Due to the continuous conflict in Afghanistan, Afghan students studying in India face an uncertain future. The majority of Afghan students enrolled in Indian universities had returned home owing to the Coronavirus epidemic and hoped to return to their campuses once the situation improved. The safety of some students, who are now in India, is also a concern for their families back home.
These students are being brought back to college by Indian institutes so that their futures are not jeopardized. A first, IIT Bombay has declared that it will allow Afghanistan students to come back and dwell in the dormitories on campus again.
A number of Afghan students were admitted to the master’s program through ICCR scholarships this year. Their participation in the class was possible because of the online instructions. Last week, IIT Bombay’s director Subhasis Chaudhuri explained that the students were motivated to leave their native country owing to increasingly deteriorating conditions.
For Afghan students, IIT Delhi has set up a hotline at 011 26591713, 9811091942, or by email at [email protected] As part of the IPFP, the institute will also accept these students’ Ph.D. applications on a rolling basis, allowing them to be admitted whenever they apply.
Even at private colleges, the situation is similar, and they are making attempts to assist these students. LPU Jalandhar is home to 170 Afghan students.
Our foreign affairs office is open 24 hours a day and 7 days a week since both students at home and in school require emotional assistance.

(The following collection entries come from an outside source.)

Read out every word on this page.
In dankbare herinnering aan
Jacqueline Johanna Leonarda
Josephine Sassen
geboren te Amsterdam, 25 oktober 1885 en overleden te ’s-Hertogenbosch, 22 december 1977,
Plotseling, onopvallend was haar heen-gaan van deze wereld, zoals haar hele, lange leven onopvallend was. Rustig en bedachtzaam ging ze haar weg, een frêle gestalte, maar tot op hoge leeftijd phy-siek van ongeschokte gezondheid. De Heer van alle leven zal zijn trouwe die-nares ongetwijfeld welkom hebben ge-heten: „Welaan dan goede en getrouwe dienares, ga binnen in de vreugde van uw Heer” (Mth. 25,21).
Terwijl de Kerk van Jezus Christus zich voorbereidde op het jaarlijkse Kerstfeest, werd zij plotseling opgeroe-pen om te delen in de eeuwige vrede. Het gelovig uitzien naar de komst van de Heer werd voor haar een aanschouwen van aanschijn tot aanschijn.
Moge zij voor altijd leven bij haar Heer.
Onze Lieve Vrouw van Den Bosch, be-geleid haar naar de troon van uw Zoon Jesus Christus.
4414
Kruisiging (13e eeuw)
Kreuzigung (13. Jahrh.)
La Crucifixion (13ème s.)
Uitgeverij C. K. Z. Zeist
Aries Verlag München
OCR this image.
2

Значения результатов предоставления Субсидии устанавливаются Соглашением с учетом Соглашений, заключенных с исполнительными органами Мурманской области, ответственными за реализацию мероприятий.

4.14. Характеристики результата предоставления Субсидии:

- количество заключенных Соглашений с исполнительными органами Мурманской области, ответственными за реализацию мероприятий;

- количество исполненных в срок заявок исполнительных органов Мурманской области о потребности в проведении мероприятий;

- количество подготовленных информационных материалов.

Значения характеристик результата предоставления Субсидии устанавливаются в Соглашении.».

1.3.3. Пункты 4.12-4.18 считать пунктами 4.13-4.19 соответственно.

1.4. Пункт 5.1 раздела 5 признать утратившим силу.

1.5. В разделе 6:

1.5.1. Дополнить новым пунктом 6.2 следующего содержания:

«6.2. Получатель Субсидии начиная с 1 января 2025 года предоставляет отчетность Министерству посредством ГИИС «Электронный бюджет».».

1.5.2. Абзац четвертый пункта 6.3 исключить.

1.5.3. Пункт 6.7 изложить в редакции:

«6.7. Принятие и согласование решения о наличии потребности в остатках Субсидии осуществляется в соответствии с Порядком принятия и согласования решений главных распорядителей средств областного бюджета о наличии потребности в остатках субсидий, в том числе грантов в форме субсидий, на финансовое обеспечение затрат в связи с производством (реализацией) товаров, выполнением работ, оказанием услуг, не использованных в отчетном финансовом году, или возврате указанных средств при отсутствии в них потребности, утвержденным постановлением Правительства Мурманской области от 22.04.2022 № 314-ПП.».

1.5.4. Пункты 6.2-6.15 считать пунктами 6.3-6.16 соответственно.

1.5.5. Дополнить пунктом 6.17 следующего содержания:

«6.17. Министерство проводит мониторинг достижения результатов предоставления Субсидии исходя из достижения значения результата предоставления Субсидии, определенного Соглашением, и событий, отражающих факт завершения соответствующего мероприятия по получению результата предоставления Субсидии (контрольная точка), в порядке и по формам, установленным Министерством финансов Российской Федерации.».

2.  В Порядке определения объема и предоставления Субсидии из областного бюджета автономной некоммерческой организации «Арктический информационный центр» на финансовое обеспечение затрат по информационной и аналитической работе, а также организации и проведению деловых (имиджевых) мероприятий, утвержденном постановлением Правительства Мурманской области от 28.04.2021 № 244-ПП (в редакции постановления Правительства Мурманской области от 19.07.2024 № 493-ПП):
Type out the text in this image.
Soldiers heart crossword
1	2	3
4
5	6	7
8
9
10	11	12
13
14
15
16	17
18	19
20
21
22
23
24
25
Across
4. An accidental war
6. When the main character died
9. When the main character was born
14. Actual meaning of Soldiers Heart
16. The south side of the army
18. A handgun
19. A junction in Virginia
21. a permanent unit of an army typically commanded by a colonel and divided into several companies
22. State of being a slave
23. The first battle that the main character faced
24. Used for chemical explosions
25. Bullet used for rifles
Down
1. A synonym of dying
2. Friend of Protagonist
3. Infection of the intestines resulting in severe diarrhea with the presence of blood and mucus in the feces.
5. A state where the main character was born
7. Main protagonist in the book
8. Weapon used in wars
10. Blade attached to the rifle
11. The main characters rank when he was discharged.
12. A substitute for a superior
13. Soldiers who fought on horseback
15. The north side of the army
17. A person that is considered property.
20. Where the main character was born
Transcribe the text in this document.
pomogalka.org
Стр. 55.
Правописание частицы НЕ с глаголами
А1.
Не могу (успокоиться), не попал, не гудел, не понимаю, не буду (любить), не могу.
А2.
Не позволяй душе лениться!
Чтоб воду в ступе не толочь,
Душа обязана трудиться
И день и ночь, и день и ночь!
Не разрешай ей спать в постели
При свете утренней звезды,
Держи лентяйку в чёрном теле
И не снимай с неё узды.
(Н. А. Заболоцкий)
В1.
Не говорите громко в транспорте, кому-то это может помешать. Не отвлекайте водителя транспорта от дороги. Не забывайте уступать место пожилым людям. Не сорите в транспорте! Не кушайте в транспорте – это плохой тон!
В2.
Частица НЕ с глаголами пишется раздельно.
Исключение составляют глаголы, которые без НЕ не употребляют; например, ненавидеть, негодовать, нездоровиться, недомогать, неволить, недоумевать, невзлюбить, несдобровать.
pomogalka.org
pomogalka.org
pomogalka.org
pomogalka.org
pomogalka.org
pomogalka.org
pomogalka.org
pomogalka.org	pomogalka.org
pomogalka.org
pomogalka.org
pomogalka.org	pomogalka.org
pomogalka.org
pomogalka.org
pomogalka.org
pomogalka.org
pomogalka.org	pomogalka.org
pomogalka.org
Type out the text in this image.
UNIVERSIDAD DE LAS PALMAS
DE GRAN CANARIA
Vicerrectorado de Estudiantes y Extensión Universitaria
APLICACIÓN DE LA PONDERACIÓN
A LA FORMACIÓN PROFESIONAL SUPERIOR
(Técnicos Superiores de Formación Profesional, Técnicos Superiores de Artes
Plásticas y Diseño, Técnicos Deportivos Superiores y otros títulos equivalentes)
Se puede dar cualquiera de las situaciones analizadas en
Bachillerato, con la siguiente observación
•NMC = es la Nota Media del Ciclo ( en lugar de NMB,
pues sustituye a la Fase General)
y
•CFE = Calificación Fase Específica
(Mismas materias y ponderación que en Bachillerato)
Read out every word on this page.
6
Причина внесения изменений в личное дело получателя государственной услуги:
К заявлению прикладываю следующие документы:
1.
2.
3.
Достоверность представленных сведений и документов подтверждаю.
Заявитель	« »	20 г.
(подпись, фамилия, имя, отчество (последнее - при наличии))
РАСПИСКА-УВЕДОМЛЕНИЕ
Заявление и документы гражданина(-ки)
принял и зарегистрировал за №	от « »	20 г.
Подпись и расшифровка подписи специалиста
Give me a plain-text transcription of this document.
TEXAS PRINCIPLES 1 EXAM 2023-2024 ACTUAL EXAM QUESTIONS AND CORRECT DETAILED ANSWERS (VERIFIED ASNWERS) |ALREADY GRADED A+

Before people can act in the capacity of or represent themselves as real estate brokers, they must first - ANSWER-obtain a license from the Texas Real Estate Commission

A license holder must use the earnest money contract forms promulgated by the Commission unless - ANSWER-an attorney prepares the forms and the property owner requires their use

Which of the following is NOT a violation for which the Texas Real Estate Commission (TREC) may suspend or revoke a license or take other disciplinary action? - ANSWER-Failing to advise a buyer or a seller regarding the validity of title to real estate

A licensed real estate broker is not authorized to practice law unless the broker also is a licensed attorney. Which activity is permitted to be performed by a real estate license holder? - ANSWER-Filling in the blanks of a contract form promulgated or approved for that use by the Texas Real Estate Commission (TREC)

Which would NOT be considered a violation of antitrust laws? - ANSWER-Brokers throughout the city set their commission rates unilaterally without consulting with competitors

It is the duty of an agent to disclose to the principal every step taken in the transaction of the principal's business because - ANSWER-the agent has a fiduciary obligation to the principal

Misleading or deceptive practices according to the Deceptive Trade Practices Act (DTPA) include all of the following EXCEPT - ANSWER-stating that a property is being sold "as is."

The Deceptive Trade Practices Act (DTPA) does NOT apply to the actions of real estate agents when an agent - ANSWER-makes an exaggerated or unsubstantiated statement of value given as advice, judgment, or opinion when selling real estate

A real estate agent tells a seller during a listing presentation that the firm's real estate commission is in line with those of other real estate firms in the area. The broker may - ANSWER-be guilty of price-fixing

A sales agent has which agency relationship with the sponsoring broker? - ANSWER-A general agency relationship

For their family’s sake, they’re terrified to death. We’ve extended the deadlines for kids enrolling in the current school year. To help these kids adjust, we’ll be easing up on their exam schedules in the meantime.”
Even though India’s research institutions have been working as hard as they can, Mittal said it’s still tough because the airport isn’t working well and most of the international crossings to Afghanistan are blocked. “We can only pray and hope for the students who will carry the psychological scars of the crisis for the rest of their lives”, he added.